15th Sunday of the Year – The Loss of Inheritance

The Good Samaritan is one of those many subversive stories like the Prodigal Son, the Great Banquet, Lazarus and the Richman that Jesus told. The heroes of these stories are usually the rejected and discriminated people. They are just subaltern stories.

The title of this story, “The Good Samaritan,” is an oxymoron. Oxymoron is a phrase in which one word contradicts the other. A typical example is circular square. Only one of those could be true, a shape could either be a circle or a square. You cannot have both. Good Samaritan is like an oxymoron for the Jewish mind. One can be either be good or a Samaritan. “If one is good, he is not a Samaritan” is how Jewish thought is. The Jews hated the Samaritans from the time the Jewish people returned from the Assyrian deportation. While they were trying to rebuild Jerusalem, the Samaritans had disrupted the reconstruction. The Samaritans were the Jews who had remained in Jerusalem and had intermarried with the Assyrians and other foreigners.

The story was given as an answer to an apparently innocent question of a lawyer. “What should I do to inherit eternal life?” The question of the lawyer is pretty loaded and legal. It is not simply a question about how I can go to heaven, but to get the right of property in heaven. Inheritance is something that the father in the Jewish tradition gives to his son. It is the right of the son to inherit the father’s property. To inherit eternal life, then, means to become an heir of heaven. The hidden question here is, “How can I become the son of God with an inalienable right of inheritance of heaven?” In the beatitudes, Jesus mentions three categories of people who will have the right of inheritance to heaven: the poor, the peacemakers, and those who suffer injustice (Mt 5).

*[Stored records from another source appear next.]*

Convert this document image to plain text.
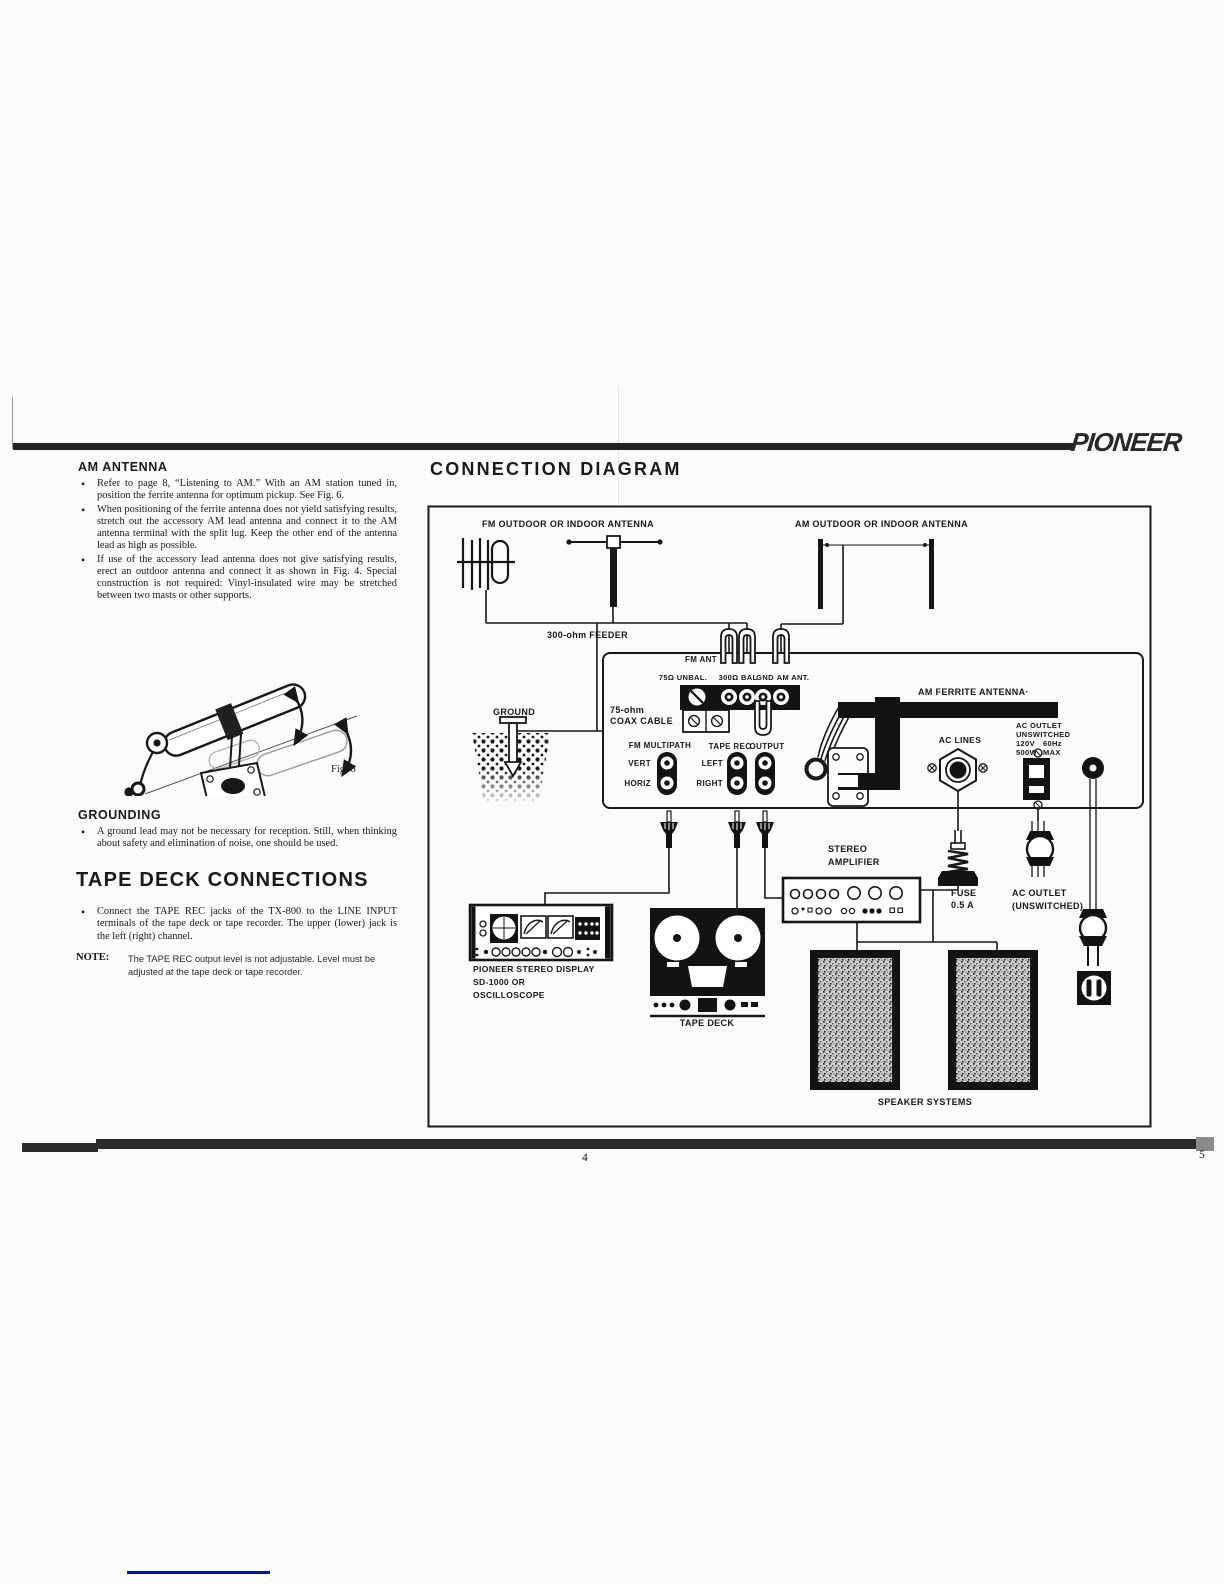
PIONEER
AM ANTENNA

• Refer to page 8, “Listening to AM.” With an AM station tuned in, position the ferrite antenna for optimum pickup. See Fig. 6.

• When positioning of the ferrite antenna does not yield satisfying results, stretch out the accessory AM lead antenna and connect it to the AM antenna terminal with the split lug. Keep the other end of the antenna lead as high as possible.

• If use of the accessory lead antenna does not give satisfying results, erect an outdoor antenna and connect it as shown in Fig. 4. Special construction is not required: Vinyl-insulated wire may be stretched between two masts or other supports.

Fig. 6
GROUNDING

• A ground lead may not be necessary for reception. Still, when thinking about safety and elimination of noise, one should be used.

TAPE DECK CONNECTIONS

• Connect the TAPE REC jacks of the TX-800 to the LINE INPUT terminals of the tape deck or tape recorder. The upper (lower) jack is the left (right) channel.

NOTE: The TAPE REC output level is not adjustable. Level must be adjusted at the tape deck or tape recorder.
CONNECTION DIAGRAM
FM OUTDOOR OR INDOOR ANTENNA	AM OUTDOOR OR INDOOR ANTENNA
300-ohm FEEDER
FM ANT
75Ω UNBAL. 300Ω BAL
GND AM ANT.
GROUND	75-ohm
COAX CABLE
FM MULTIPATH
VERT
HORIZ
TAPE REC
LEFT
RIGHT
OUTPUT
AM FERRITE ANTENNA·
AC LINES
AC OUTLET
UNSWITCHED
120V 60Hz
500W MAX
STEREO
AMPLIFIER
FUSE
0.5 A
AC OUTLET
(UNSWITCHED)
PIONEER STEREO DISPLAY
SD-1000 OR
OSCILLOSCOPE
TAPE DECK
SPEAKER SYSTEMS
4	5
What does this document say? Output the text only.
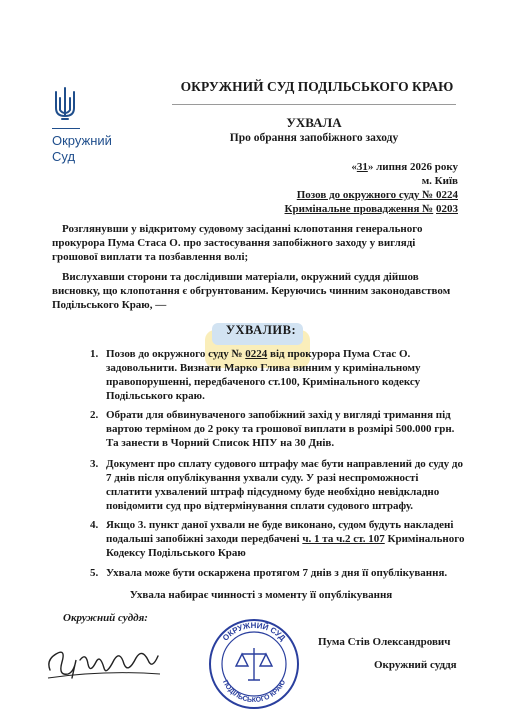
Окружний
Суд
ОКРУЖНИЙ СУД ПОДІЛЬСЬКОГО КРАЮ
УХВАЛА
Про обрання запобіжного заходу
«31» липня 2026 року
м. Київ
Позов до окружного суду № 0224
Кримінальне провадження № 0203
Розглянувши у відкритому судовому засіданні клопотання генерального прокурора Пума Стаса О. про застосування запобіжного заходу у вигляді грошової виплати та позбавлення волі;
Вислухавши сторони та дослідивши матеріали, окружний суддя дійшов висновку, що клопотання є обгрунтованим. Керуючись чинним законодавством Подільського Краю, —
УХВАЛИВ:
1. Позов до окружного суду № 0224 від прокурора Пума Стас О. задовольнити. Визнати Марко Глива винним у кримінальному правопорушенні, передбаченого ст.100, Кримінального кодексу Подільського краю.
2. Обрати для обвинуваченого запобіжний захід у вигляді тримання під вартою терміном до 2 року та грошової виплати в розмірі 500.000 грн. Та занести в Чорний Список НПУ на 30 Днів.
3. Документ про сплату судового штрафу має бути направлений до суду до 7 днів після опублікування ухвали суду. У разі неспроможності сплатити ухвалений штраф підсудному буде необхідно невідкладно повідомити суд про відтермінування сплати судового штрафу.
4. Якщо 3. пункт даної ухвали не буде виконано, судом будуть накладені подальші запобіжні заходи передбачені ч. 1 та ч.2 ст. 107 Кримінального Кодексу Подільського Краю
5. Ухвала може бути оскаржена протягом 7 днів з дня її опублікування.
Ухвала набирає чинності з моменту її опублікування
Окружний суддя:
ОКРУЖНИЙ СУД
ПОДІЛЬСЬКОГО КРАЮ
Пума Стів Олександрович
Окружний суддя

There was another rich young man who approached Jesus with a similar question, “What shall I do to inherit eternal life?” (Mk 10: 17). Jesus asked him to give away what he had. He went away clinging to his possessions of this world. Readiness to renounce was a prerequisite in that story to inherit eternal life. In this story Jesus adds one more method, compassion to the needy. As the legal debate of clarifying terms proceeds, Jesus starts redefining who is a neighbor.

We are used to the definition of neighbor as the one who lives next door. Jesus redefines that concept of neighborhood. It is not a name to the physical proximity of living but an attitude of the mind of feeling close to the needy. In the story one becomes a neighbor by taking care of anyone who is in need.

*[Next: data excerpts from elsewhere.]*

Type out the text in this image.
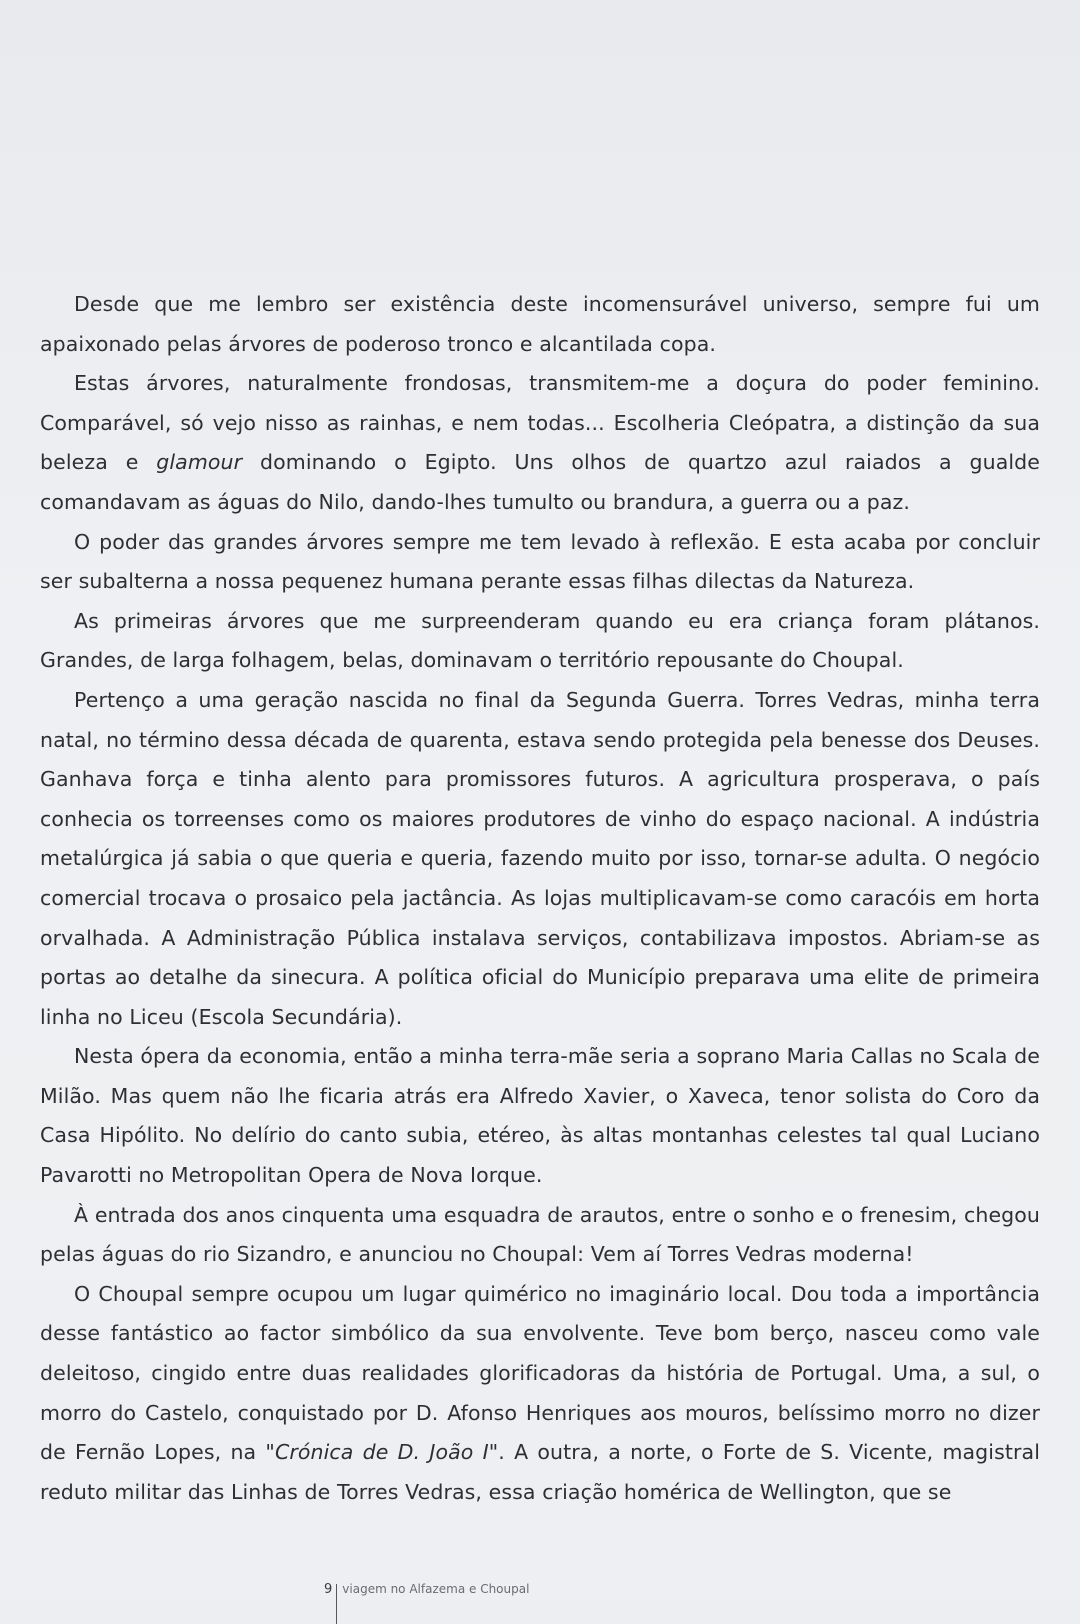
Desde que me lembro ser existência deste incomensurável universo, sempre fui um apaixonado pelas árvores de poderoso tronco e alcantilada copa.

Estas árvores, naturalmente frondosas, transmitem-me a doçura do poder feminino. Comparável, só vejo nisso as rainhas, e nem todas... Escolheria Cleópatra, a distinção da sua beleza e glamour dominando o Egipto. Uns olhos de quartzo azul raiados a gualde comandavam as águas do Nilo, dando-lhes tumulto ou brandura, a guerra ou a paz.

O poder das grandes árvores sempre me tem levado à reflexão. E esta acaba por concluir ser subalterna a nossa pequenez humana perante essas filhas dilectas da Natureza.

As primeiras árvores que me surpreenderam quando eu era criança foram plátanos. Grandes, de larga folhagem, belas, dominavam o território repousante do Choupal.

Pertenço a uma geração nascida no final da Segunda Guerra. Torres Vedras, minha terra natal, no término dessa década de quarenta, estava sendo protegida pela benesse dos Deuses. Ganhava força e tinha alento para promissores futuros. A agricultura prosperava, o país conhecia os torreenses como os maiores produtores de vinho do espaço nacional. A indústria metalúrgica já sabia o que queria e queria, fazendo muito por isso, tornar-se adulta. O negócio comercial trocava o prosaico pela jactância. As lojas multiplicavam-se como caracóis em horta orvalhada. A Administração Pública instalava serviços, contabilizava impostos. Abriam-se as portas ao detalhe da sinecura. A política oficial do Município preparava uma elite de primeira linha no Liceu (Escola Secundária).

Nesta ópera da economia, então a minha terra-mãe seria a soprano Maria Callas no Scala de Milão. Mas quem não lhe ficaria atrás era Alfredo Xavier, o Xaveca, tenor solista do Coro da Casa Hipólito. No delírio do canto subia, etéreo, às altas montanhas celestes tal qual Luciano Pavarotti no Metropolitan Opera de Nova Iorque.

À entrada dos anos cinquenta uma esquadra de arautos, entre o sonho e o frenesim, chegou pelas águas do rio Sizandro, e anunciou no Choupal: Vem aí Torres Vedras moderna!

O Choupal sempre ocupou um lugar quimérico no imaginário local. Dou toda a importância desse fantástico ao factor simbólico da sua envolvente. Teve bom berço, nasceu como vale deleitoso, cingido entre duas realidades glorificadoras da história de Portugal. Uma, a sul, o morro do Castelo, conquistado por D. Afonso Henriques aos mouros, belíssimo morro no dizer de Fernão Lopes, na "Crónica de D. João I". A outra, a norte, o Forte de S. Vicente, magistral reduto militar das Linhas de Torres Vedras, essa criação homérica de Wellington, que se

9 viagem no Alfazema e Choupal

One of the mistakes that we could make in reading the story of the good Samaritan is to read it as a story of an exemplary individual helping a poor hapless man on the road. In that case the additional characters of the priest and Levite would have been pointless, nor the community where the man who helped came from (Samaria) would have been irrelevant. The story is much more complex and deeper. This is a story against prejudices and ritualism of religion.

The priest and the Levite would become impure to celebrate the rituals if the wounded man dies in their hands. So they ignore him. The observance of their religious rules has prevented them from helping a person who needed their help urgently. The Samaritan who had no compulsion for ritual purity stops to save the man in distress. The story exposes how the ritualism of the Jewish religion had made it irrelevant and unproductive. It also highlights how a person who in the Jewish perspective is uncivilized had compassion in his heart and saved the wounded man.

What is scary today is the rules and regulations we make to exonerate our indifference to the sufferings of others. If the suffering person is from my place, my ethnicity, my language, I become more sensitive, otherwise, I am exonerated for insensitivity and apathy! Invisible prejudices prevent us from taking care of others.

How prejudices created by religion, race and social classifications interfere in our natural tendency to help people. Natural human tendencies are love and compassion. Hatred and discrimination are learned behaviors. It is good to guard ourselves from getting contaminated with acquired hatred and apathy.

The story concludes that the Jewish religion has lost the inheritance of eternal life and those who gained it are the Samaritans. Who will suffer the loss of inheritance in our times? Who will be the gainers?